Noi cristiani ci dobbiamo volere bene e per volersi bene il tutto inizia dalla nostra amicizia con Gesù e in Gesù. Se così non fosse, rischieremmo di strumentalizzarci a vicenda, come spesso purtroppo accade.
Quali sono allora le caratteristiche dell’amicizia di Gesù?
Stando al nostro brano, la prima espressione del volersi bene è una donazione di sé, totale e incondizionata.
Nessuno ha un amore più grande di questo: dare la sua vita per i propri amici (Gv 15,13).
La seconda caratteristica consiste nell’uguaglianza e nella reciprocità:
non vi chiamo più servi…ma… amici,
perché tutto ciò che ho udito dal Padre l’ho fatto conoscere a voi (Gv 15,15).
Qui troviamo il fondamento dell’amicizia cristiana: il Maestro comunica ai discepoli tutto quello che ha ricevuto dal Padre, introducendoli nella stessa amicizia che lo lega al Padre.
Questa affermazione è basilare e rivoluzionaria perché motiva in profondità il nostro agire.
Il Vangelo, infatti, continua:
vi ho costituiti perché andiate e portiate frutto e il vostro frutto rimanga (Gv 15,16).
Questo “mandato” deve essere per noi motivo di grande consolazione dal momento che l’impegno cristiano ha la sorgente nell’amore del Padre e giunge a noi attraverso la linfa feconda e generativa della “Vite” (=Gesù) di cui noi siamo i tralci.
Il CPP rappresenta in “miniatura” un po’ tutta la comunità, ricca di mille relazioni con le relative sfumature, che hanno il colore e il sapore della tenerezza, dell’accoglienza, del senso di protezione, del sentirsi realizzati per quello che si è, della reciproca libertà e franchezza, del volersi bene. Tutto questo, però, non potrà mai autorizzare i membri ad essere autoreferenziali, ad avvitarsi su se stessi, ma proprio l’amicizia di Gesù dovrà “costringerli” ad ulteriori forme di scambio, per aggiuntivi confronti e collaborazioni con tutti.
Non dimentichiamo che il confronto è crescita!
Il presente sa rivelare tanti germogli inattesi, segnali che il vento dello Spirito soffia pollini vitali dentro la nostra storia. Contro tutti i profeti di sventura, contro il clima di pessimismo che ci avvolge, la Parola è ancora qui a parlarci parole di vita piena e a donarci il futuro perché il Vangelo è bello e rende bella la vita. (E. Ronchi)

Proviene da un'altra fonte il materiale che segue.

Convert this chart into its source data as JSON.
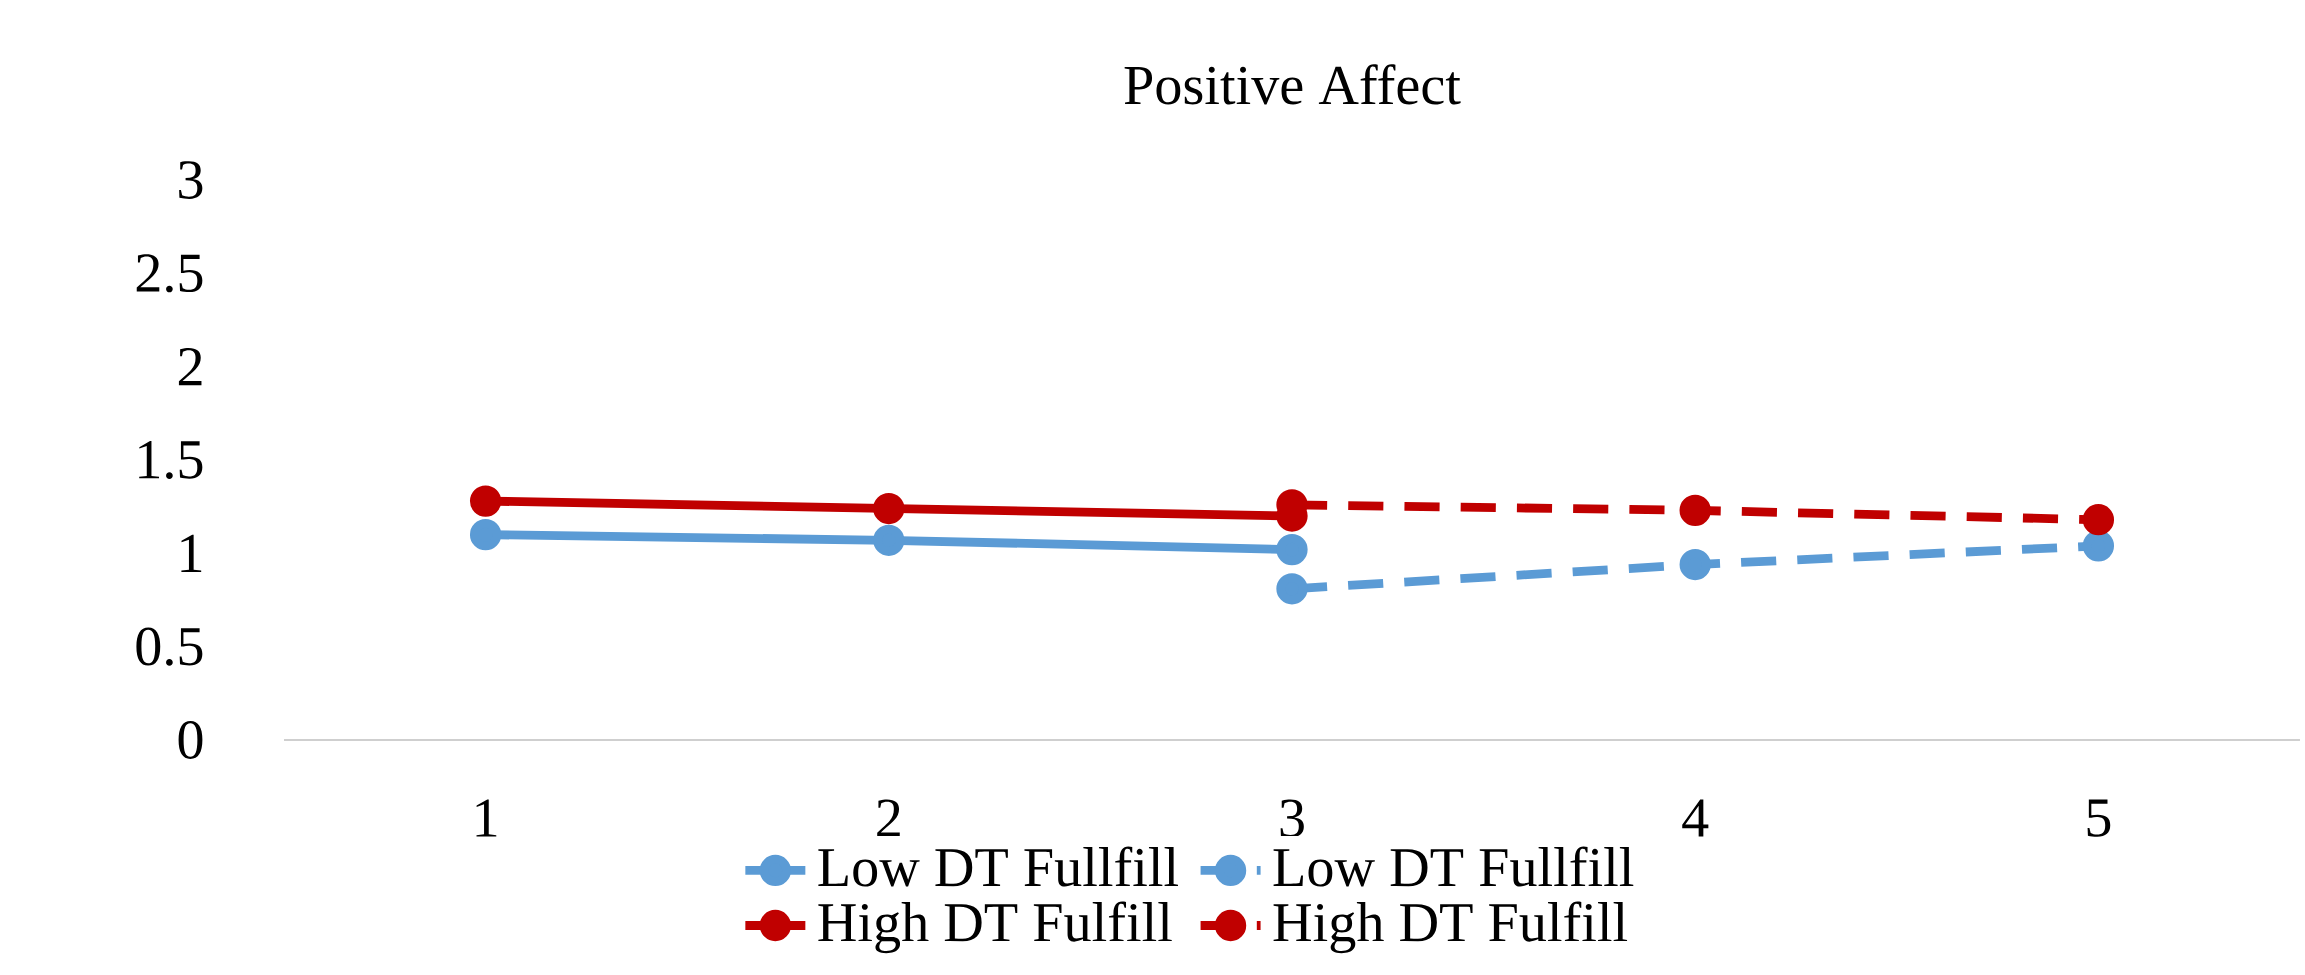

In conclusione, essere amici “nel” Signore significa condividere un progetto di Chiesa, popolo di Dio in cammino, volere e cercare il bene dell’altro in modo libero e gratuito, senza egoismi e interessi, facendosi sempre servi del bene della comunità.
Ogni dono di sé è una semina d’amore che fa nascere amore.
Auguri per un buon cammino quaresimale.